Cuando quise satisfacer su tarifa negó suavemente, y fue él quien me besó la mano.

Llegué a la estación de Austerlitz justo a tiempo para tomar el tren de las doce para Barcelona. El revisor que me vendió el billete me preguntó si me encontraba bien. Asentí y me encerré en el compartimento. El tren partía ya cuando miré por la ventana y avisté la silueta de Julián en el andén, en el mismo sitio que le había visto la primera vez. Cerré los ojos y no los abrí hasta que el tren hubo dejado atrás la estación y aquella ciudad embrujada a la que nunca podría regresar. Llegué a Barcelona al amanecer del día siguiente. Aquel día cumplí los veinticuatro años, sabiendo que lo mejor de mi vida había quedado atrás.

2

A mi regreso a Barcelona dejé pasar un tiempo antes de volver a visitar a Miquel Moliner. Necesitaba quitarme a Julián de la cabeza y me daba cuenta de que si Miquel me preguntaba por él no iba a saber qué decir. Cuando nos encontramos de nuevo no hizo falta que le dijese nada. Miquel me miró a los ojos y se limitó a asentir. Me pareció más flaco que antes de mi viaje a París, el rostro de una palidez casi enfermiza, que yo atribuí al exceso de trabajo con que se castigaba. Me confesó que estaba pasando apuros económicos. Había gastado casi todo el dinero que había heredado en sus donaciones filantrópicas y ahora los abogados de sus hermanos estaban tratando de desalojarle del palacete alegando que una cláusula del testamento del viejo Moliner especificaba que Miquel sólo podría hacer uso de aquel lugar siempre y cuando lo mantuviese en buenas condiciones y pudiera demostrar solvencia para mantener la propiedad. En caso contrario, el palacio de Puertaferrisa pasaría a la custodia de sus otros hermanos.

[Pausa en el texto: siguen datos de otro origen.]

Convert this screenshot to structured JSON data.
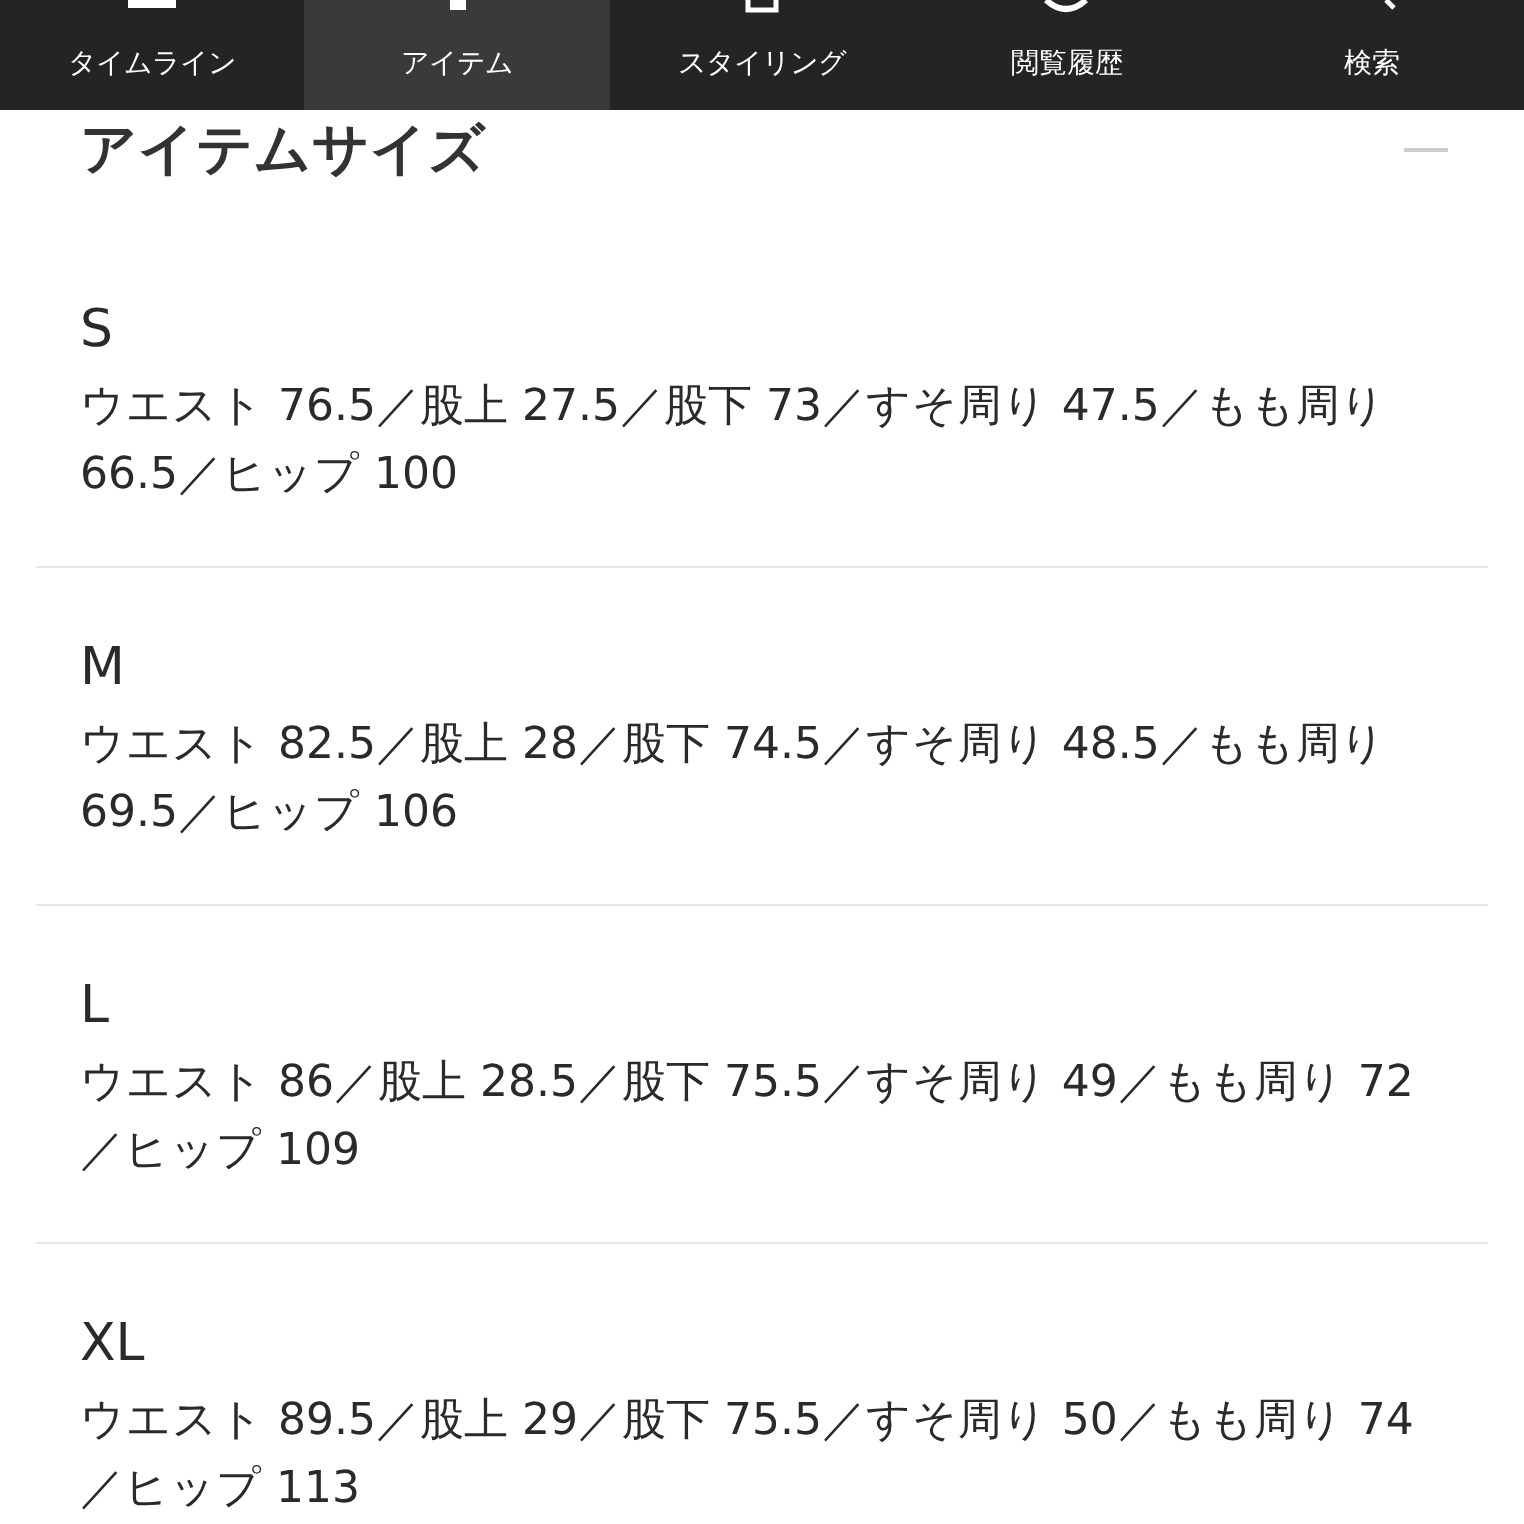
{
  "tabs": [
    {
      "label": "タイムライン",
      "selected": false
    },
    {
      "label": "アイテム",
      "selected": true
    },
    {
      "label": "スタイリング",
      "selected": false
    },
    {
      "label": "閲覧履歴",
      "selected": false
    },
    {
      "label": "検索",
      "selected": false
    }
  ],
  "section": {
    "title": "アイテムサイズ",
    "expanded": true,
    "sizes": [
      {
        "size": "S",
        "details": "ウエスト 76.5／股上 27.5／股下 73／すそ周り 47.5／もも周り 66.5／ヒップ 100"
      },
      {
        "size": "M",
        "details": "ウエスト 82.5／股上 28／股下 74.5／すそ周り 48.5／もも周り 69.5／ヒップ 106"
      },
      {
        "size": "L",
        "details": "ウエスト 86／股上 28.5／股下 75.5／すそ周り 49／もも周り 72 ／ヒップ 109"
      },
      {
        "size": "XL",
        "details": "ウエスト 89.5／股上 29／股下 75.5／すそ周り 50／もも周り 74 ／ヒップ 113"
      }
    ]
  }
}
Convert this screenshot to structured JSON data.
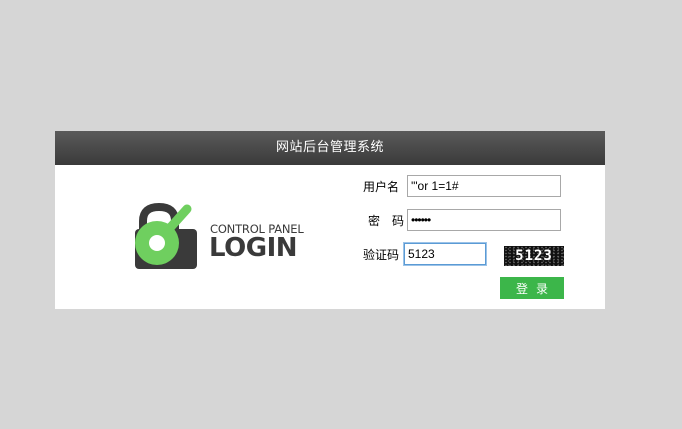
{
  "panel": {
    "title": "网站后台管理系统"
  },
  "logo": {
    "line1": "CONTROL PANEL",
    "line2": "LOGIN"
  },
  "form": {
    "username_label": "用户名",
    "username_value": "'\"or 1=1#",
    "password_label": "密　码",
    "password_value": "••••••",
    "captcha_label": "验证码",
    "captcha_value": "5123",
    "captcha_image_text": "5123",
    "submit_label": "登录"
  },
  "colors": {
    "background": "#d6d6d6",
    "header": "#444444",
    "accent_green": "#3cb64a",
    "logo_green": "#6fcf5f",
    "logo_dark": "#3a3a3a"
  },
  "icons": {
    "logo_mark": "padlock-key-icon"
  }
}
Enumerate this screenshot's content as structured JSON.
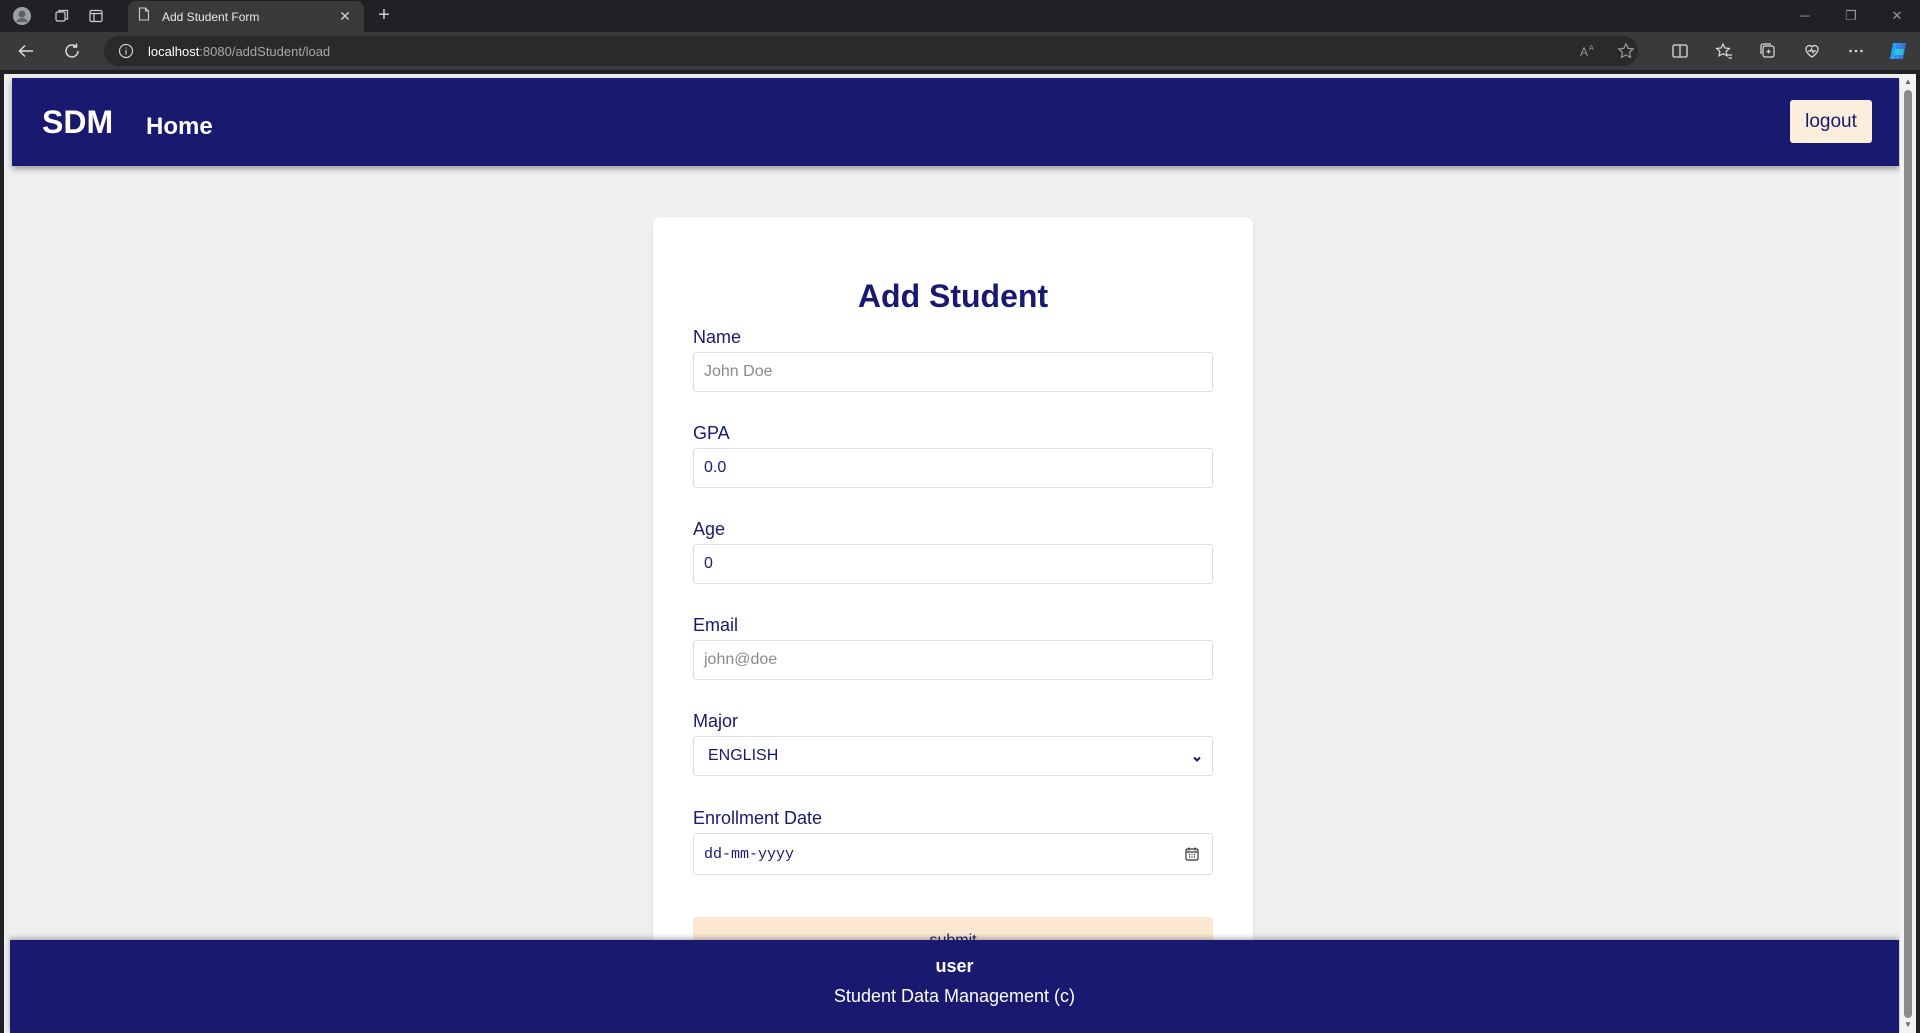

—Incluso antes de morir, mi padre intuyó que iba a gastarme su dinero en todo aquello que él detestaba en vida, hasta el último céntimo.

Sus ingresos como columnista y traductor estaban lejos de permitirle mantener semejante domicilio.

—Lo difícil no es ganar dinero sin más —se lamentaba—. Lo difícil es ganarlo haciendo algo a lo que valga la pena dedicarle la vida.